Duyduğunuz sesin aslı konusundaki olağanüstülükler bu kadar da değildir. Beyin nasıl ışığı geçirmiyorsa sesi de geçirmez. Yani beyne hiçbir zaman hiçbir ses ulaşmaz. Dolayısıyla duyduğunuz sesler ne kadar gürültülü de olsa beyninizin içi tamamen sessizdir. Oysa bütün bu gürültüyü, en net sesleri beyninizde dinlersiniz. Öylesine bir netliktir ki bu, sağlıklı bir insan kulağı hiçbir parazit, hiçbir cızırtı olmaksızın her şeyi duyar. Ses geçirmeyen, derin bir sessizliğin hakim olduğu beyninizde bir orkestranın senfonilerini dinlersiniz, kalabalık bir ortamın tüm gürültüsünü duyarsınız. Bir yaprağın hışırtısından, jet uçaklarının gürültüsüne dek geniş bir frekans ve desibel aralığındaki tüm sesleri algılayabilirsiniz. Sevdiğiniz bir sanatçının konserine gittiğinizde tüm salonu çınlatan o güçlü ses de aslında beyninizdeki derin sessizliğin içinde oluşur. Kendi kendinize yüksek sesle şarkı söylediğinizde de bunu yine beyninizde dinlersiniz. Oysa o anda hassas bir cihazla beyninizin içindeki ses düzeyi ölçülse, burada tamamen sessizliğin hakim olduğu görülecektir. Bu çok olağanüstü bir durumdur.

Madde vardır diye ısrar edenlerin iddialarını geçersiz kılan bilim dallarından bir diğeri ise kuantum fiziğidir. Kuantum fiziğinin bize gösterdiği çok önemli bir gerçek vardır. Materyalistlerin dokunduklarında sertliğini hissettikleri için mutlak bir varlık sandıkları maddenin aslında %99.9'u boşluktur.

20. yüzyılın başlarında İngiliz fizikçi Sir Arthur Eddington “madde bir hayalet gibi boş bir mekan” diyerek bu durumu açıklamıştır. Kısacası insanlar her ne kadar beyinlerinde gördükleri görüntülerin dışarıda asılları var diye ısrar etseler de bu doğru değildir. Bilimsel bulgular beynimizin dışında sadece enerji dalgalarının, enerji paketçiklerinin bulunduğunu bizlere göstermektedir. Beynimizin dışında ne ışık, ne ses, ne de renkler vardır. Dahası maddeyi oluşturan atomlar ve atom altı parçacıklar da gerçekte boşluktan meydana gelen enerji kümeleri gibidirler.
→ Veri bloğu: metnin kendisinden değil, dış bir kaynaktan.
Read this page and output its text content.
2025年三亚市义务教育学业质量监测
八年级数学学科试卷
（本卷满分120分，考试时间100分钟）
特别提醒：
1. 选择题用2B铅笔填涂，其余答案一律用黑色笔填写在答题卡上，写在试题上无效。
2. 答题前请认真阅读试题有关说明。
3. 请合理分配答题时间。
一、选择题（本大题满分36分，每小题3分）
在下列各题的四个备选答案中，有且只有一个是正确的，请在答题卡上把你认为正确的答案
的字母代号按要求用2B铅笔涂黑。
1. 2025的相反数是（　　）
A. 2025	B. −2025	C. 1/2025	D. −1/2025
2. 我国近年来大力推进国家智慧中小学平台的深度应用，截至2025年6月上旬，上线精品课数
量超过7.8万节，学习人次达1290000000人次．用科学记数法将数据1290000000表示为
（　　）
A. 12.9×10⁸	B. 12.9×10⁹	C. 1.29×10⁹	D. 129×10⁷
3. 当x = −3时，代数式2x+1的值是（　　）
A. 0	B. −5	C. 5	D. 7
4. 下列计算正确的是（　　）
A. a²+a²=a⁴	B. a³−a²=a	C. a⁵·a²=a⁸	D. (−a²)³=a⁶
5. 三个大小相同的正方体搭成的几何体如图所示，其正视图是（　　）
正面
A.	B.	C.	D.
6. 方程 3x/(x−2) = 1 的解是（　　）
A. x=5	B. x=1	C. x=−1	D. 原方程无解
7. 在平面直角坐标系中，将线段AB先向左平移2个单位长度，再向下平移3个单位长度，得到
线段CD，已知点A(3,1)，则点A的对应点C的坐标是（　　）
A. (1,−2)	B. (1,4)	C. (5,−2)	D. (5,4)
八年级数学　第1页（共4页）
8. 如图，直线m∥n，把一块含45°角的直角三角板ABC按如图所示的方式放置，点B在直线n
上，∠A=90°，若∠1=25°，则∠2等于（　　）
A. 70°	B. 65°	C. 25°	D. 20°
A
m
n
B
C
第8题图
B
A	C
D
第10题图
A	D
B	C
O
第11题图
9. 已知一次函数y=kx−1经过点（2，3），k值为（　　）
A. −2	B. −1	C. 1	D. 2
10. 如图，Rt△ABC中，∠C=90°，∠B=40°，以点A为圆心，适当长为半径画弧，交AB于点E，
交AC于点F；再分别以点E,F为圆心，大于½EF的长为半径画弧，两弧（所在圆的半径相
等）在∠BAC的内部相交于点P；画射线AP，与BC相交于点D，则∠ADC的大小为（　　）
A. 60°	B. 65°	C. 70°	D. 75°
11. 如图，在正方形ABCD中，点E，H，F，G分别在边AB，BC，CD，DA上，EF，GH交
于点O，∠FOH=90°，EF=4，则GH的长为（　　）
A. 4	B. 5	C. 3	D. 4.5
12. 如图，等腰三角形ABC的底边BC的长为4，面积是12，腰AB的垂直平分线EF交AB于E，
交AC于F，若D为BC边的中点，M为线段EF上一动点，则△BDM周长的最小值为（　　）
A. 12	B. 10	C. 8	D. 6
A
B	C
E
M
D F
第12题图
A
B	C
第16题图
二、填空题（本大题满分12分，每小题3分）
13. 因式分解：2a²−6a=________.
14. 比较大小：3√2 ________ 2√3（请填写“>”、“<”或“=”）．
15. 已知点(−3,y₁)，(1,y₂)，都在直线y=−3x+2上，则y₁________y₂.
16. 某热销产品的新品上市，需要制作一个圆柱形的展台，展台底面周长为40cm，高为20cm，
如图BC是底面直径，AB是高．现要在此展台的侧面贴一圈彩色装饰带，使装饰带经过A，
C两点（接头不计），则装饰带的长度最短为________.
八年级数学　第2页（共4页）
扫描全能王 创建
Sonuçta bazı insanlar maddeyi var zannetseler bile madde boşluktan oluşmaktadır. Gerçekte Allah maddeyi bir görüntü olarak bu özelliklerle yaratmaktadır. Bu kesin gerçeği bilerek doğru bir bakış açısıyla bakmak tüm insanlar için çok önemli bir konudur.